Incongruously, the company is tacking on four new destinations this year, including Miami and Colorado's ski country. It has another six new cities on approach for next year, including Chicago's O'Hare, long the power center of United Airlines.

Here's Andrew Watterson, the airline's chief commercial officer, in The Wall Street Journal: "You could wait til COVID is over. But that's far too long."

Southwest certainly isn't immune to Covid carnage. The company has lost $1.7 billion in the past two quarters. It's flying about one-third less than a year ago and revenue in the recent quarter plunged 68%.

The bright side: its rivals are suffering far more. Southwest does little flying abroad, a category that has been crushed by the pandemic. In the recent quarter, it rose to become the No. 2 domestic carrier by traffic. American Airlines, the No. 1, has also been opportunistic in its route strategy.

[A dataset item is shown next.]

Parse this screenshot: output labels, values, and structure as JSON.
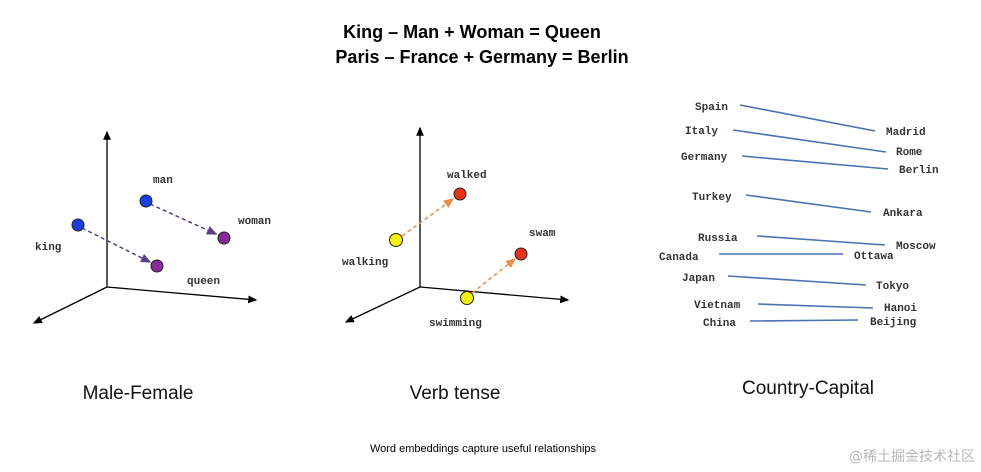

Business is a boxing match. And when it gets hectic, the victor is often the one best able to weather the blows and attack, rather than save energy and rest up. Cycling is probably an even better metaphor; no one breaks away until the whole peloton is suffering.

Here's Watterson again, sounding every bit like Lance Armstrong circa 2005: "We needed to force a pace."

Southwest made a similar push after 9/11 and the 2008 financial crisis. And it isn't just dabbling in some light 737 R&D. It will have 20 flights a day from O'Hare this winter.

For many companies, the pandemic presents similar opportunities to suffer wisely. Target, for example, is crushing analyst expectations, in part, because it is leaning into categories where it has historically been a lightweight, namely electronics and apparel. General Motors, meanwhile, is using the pandemic to absolutely floor it on electric vehicles -- an afterthought until recently.

Covid may be crushing balance sheets, but it's also engineering a vast buy-low moment. Fortune favors the bold … and the least sick.